This Sabal Birmingham is about 25 years old. It was grown from a seedling by Gary Hollar of Gary's Nursery in New Bern, NC.  This beauty resides in Gary's back yard and is the source of any Birminghams that we may have to offer. They are available in limited numbers, when available at all.  There are very few fruiting (seed producing) specimens out there in the world, but you can rest assure that our Birminghams are the real deal ! 
BOTANICAL NAME: Sabal sp. Birmingham

COMMON NAME:  Sabal Birmingham

COUNTRY of ORIGIN:  You tell us and we'll both know. This palm's origin is shrouded in mystery.  We do know that the original palm that all seed was collected from was imported from California and thrived in a private garden in Birmingham, Alabama for many years.
    The palm was moved to the Birmingham Botanical Gardens in 1976 upon the passing of it's caretaker, where it eventually died of transplant shock as well as cold winters, after being moved yet again within the garden.
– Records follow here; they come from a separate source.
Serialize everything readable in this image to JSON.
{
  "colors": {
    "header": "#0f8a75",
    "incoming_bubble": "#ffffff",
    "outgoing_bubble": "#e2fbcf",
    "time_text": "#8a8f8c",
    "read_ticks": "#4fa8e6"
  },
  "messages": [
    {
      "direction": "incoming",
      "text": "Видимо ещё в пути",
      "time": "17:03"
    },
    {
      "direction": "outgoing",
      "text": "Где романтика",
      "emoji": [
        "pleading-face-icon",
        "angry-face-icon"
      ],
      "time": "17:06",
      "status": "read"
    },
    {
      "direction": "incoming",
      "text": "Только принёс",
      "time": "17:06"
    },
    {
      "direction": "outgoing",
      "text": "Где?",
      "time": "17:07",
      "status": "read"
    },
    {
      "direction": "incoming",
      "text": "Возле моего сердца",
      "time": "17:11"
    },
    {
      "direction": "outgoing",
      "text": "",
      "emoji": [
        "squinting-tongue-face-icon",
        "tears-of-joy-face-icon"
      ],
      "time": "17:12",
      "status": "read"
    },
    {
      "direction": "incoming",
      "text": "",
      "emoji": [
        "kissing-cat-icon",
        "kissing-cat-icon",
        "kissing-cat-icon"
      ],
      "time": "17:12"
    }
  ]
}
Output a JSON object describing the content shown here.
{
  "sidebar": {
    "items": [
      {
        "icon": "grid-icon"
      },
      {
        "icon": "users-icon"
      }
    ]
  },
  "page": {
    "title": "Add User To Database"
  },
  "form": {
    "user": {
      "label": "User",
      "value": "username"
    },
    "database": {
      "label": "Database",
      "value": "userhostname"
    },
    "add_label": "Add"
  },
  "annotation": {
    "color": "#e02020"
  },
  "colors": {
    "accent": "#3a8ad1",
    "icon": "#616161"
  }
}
COLD HARDINESS:  This is what makes the Sabal Birmingham so special. It may very well prove to be the most hardy trunking palm there is when all is said and done. 
   This mysterious Sabal has survived temperatures well below zero as well as single digits with little or no damage to speak of.
    Like with all palms, you should protect it for the first few winters in the ground, especially younger plants. That being said, Sabal Birmingham should be a long term survivor in zone 7 all day long. 

SIZE and CHARACTERISTICS:  At first glance, the Birmingham resembles a Sabal palmetto, but upon further inspection, you will notice a sort of "bend" in the middle of the leaf that is distinct to the the Birmingham. The palm appears to be a touch bluer that it's greener kin, Sabal Palmetto.      Although they are a trunking palm, The Birminghams will probably never reach the height of a Sabal palmetto. This makes them perfect for the temperate gardener with less room to play with. They will probably grow close to 20 ft. tall, but only while Rip Van Winkle sleeps.          They are a very slow grower, but this undoubtedly attributes to the palm's remarkable cold hardiness.